Spätestens da gibt es nichts mehr zu „verrechnen“. Dennoch sehen wir uns mit Dilemmasituationen konfrontiert, in denen wir genau dazu gezwungen sind. Ich kenne die Warnungen vor einer konsequentialistischen Bilanzierung, wie sie etwa Robert Spaemann ausspricht („Die schlechte Lehre vom guten Zweck“), ich schätze sie und nehme sie sehr ernst. Vor allen Dingen die Ermahnung, Moral und Heil nicht zu verwechseln, und dementsprechend auch nicht ihre Resonanzkörper – philosophische Ethik und Geschichtsphilosophie. Nur: Es kann Situationen geben, in denen a) eine Entscheidung unvermeidbar ist (Trolly-Dilemma) und deswegen b) de facto abgewogen wird, sowohl beim Handeln als auch beim Unterlassen (wo auch die kluge spaemannsche Unterscheidung zwischen Handeln und Unterlassen nicht mehr verfängt, weil die Unterlassung unmittelbar wie eine Handlung wirkt). Hier ist die Frage, ob es beispielsweise wirklich gut im Sinne des Lebensschutzes ist, durch Unterlassen mehr Menschen in den Tod zu schicken als durch Handeln zu töten.

Würde gegen Leben

Gibt es Umstände, deren Würderelevanz derart ist, dass eine prinzipielle Erhaltung der Umstände durch Lebensschutz auf eine Würdeverletzung hinausläuft? Wenn sich menschliches Leben in der Biologie des Körpers erschöpft und zudem ein autonomistisches Würdeverständnis vorliegt – sicherlich. Nämlich dann, wenn das Leben als eines empfunden wird, das angeblich keine Würde mehr hat, etwa im Falle einer Erkrankung, die dem Menschen jede Autonomie nimmt (man denke an Demenz). Wer jedoch den Transzendenzbezug des Lebens ernst nimmt und ein heteronomistisches (besser: theonomistisches) Würdeverständnis hat (wie ich zum Beispiel oder auch die meisten der Mütter und Väter des Grundgesetzes), kann auch in dramatischen Lebensumständen, etwa in schweren Krankheiten, keine Würdeverletzung erkennen, die durch Lebensschutz prolongiert würde. Sterbehilfe – und darauf läuft diese Konstellation ja hinaus – ist daher mit christlicher Moralität in keinem Fall zu vereinbaren.

Würde gegen Würde

Dieses Dilemma wird nicht in erster Linie als moralisches aufgefasst, sondern als juristisches. Das hängt damit zusammen, dass der deutsche Rechtsstaat verpflichtet ist, immer und überall, wo er tätig wird, die „Würde des menschlichen Lebens zu achten und zu schützen“ (Art. 1 Abs. 1 Satz 2 GG). Daraus – aus der doppelten Aufgabe von Achtung und Schutz – kann ein Dilemma in den Fällen entstehen, in denen jeweils eine der beiden staatlichen Pflichten nur dadurch erfüllbar zu sein scheint, dass die andere vernachlässigt oder gar verletzt wird.

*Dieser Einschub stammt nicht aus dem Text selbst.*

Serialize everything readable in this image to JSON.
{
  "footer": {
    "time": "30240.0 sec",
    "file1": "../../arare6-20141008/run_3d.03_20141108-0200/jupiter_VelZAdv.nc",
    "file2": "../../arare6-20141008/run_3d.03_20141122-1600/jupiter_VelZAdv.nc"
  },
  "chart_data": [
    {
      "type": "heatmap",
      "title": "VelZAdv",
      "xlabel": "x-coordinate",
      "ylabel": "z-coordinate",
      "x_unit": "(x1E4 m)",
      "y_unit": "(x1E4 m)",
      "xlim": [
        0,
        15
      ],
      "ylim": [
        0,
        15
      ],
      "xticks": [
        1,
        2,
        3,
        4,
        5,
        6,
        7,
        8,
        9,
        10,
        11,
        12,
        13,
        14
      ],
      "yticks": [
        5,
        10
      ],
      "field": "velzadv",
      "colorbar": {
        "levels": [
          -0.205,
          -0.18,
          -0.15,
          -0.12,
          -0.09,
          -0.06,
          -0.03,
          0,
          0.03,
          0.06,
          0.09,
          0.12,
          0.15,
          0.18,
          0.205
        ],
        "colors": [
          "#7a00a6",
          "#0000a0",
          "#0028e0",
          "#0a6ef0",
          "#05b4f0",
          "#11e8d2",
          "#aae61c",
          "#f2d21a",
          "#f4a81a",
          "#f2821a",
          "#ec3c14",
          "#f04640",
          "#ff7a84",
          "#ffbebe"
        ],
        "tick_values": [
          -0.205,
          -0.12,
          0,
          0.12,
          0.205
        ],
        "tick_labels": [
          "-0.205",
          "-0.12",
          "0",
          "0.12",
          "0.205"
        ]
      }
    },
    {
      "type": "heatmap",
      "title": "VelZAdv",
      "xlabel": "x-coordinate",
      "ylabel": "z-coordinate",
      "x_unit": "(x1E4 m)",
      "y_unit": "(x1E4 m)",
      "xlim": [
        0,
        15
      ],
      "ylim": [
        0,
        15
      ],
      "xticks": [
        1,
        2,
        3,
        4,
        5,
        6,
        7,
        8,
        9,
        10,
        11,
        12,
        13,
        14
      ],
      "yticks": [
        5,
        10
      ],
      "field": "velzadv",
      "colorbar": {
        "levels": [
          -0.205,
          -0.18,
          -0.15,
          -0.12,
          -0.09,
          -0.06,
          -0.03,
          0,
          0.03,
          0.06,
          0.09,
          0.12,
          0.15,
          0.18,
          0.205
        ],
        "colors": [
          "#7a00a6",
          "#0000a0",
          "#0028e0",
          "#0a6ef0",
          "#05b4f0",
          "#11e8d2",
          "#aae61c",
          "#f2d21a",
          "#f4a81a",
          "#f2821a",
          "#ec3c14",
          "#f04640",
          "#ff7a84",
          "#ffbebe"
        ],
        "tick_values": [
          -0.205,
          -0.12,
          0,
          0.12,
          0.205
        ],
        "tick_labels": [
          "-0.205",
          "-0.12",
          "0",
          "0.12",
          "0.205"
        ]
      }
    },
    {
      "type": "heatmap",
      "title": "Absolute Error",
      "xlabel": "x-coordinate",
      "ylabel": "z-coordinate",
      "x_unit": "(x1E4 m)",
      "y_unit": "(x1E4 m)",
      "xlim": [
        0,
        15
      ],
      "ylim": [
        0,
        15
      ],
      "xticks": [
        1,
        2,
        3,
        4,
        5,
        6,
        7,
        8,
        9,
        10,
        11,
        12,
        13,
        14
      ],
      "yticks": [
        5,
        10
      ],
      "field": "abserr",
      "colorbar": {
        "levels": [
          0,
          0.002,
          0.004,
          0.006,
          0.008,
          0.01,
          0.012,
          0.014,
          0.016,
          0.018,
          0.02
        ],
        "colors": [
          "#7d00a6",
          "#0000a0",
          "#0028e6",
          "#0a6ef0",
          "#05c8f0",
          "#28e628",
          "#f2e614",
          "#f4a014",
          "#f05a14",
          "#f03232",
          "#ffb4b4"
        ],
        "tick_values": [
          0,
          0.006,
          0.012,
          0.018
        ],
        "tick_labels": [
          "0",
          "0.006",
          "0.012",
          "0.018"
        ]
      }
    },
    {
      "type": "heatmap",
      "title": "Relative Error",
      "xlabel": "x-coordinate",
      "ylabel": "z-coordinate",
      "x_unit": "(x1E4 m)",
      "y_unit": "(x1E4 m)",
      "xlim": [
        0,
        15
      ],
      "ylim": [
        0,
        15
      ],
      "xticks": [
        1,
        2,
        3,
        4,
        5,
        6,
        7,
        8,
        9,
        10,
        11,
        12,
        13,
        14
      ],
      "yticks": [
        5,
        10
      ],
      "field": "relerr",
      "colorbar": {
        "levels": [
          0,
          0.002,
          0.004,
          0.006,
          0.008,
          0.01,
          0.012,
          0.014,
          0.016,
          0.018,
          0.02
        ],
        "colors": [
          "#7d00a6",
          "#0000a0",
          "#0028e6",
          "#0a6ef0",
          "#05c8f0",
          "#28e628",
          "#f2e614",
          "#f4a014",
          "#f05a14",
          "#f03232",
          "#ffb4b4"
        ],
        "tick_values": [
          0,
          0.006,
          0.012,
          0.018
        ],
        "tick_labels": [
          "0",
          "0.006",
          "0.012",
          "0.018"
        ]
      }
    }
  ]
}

Der Verfassungsrechtler Horst Dreier behauptet in diesem Kontext, dass es Szenarien gebe, für die er keine Möglichkeit sehe, grundsätzlich zu einer fallunabhängigen Entscheidung für entweder „Achtung“ oder aber „Schutz“ zu gelangen. Er betont gegen die h. M. in seinem Kommentar zu Art. 1 GG, dass es auch im Zusammenhang mit der Menschenwürde keine Möglichkeit gebe, den „Rechtsgedanke[n] der rechtfertigenden Pflichtenkollision [..] von vornherein auszuschließen“. Im Fall der Entführung eines Menschen, bei der ein Täter gefasst werden konnte, der weiß, wo sich der Entführte befindet, müsse demnach von Fall zu Fall über das Foltern des Täters nachgedacht werden. Eine grundsätzliche Absage an Folter als Instrument des Staates könne es für solche Fälle nicht geben, da der Auftrag zur „Würdeachtung“ (im Verhältnis zum Täter) gegen den Auftrag zum „Würdeschutz“ (gegenüber dem Opfer) stünde.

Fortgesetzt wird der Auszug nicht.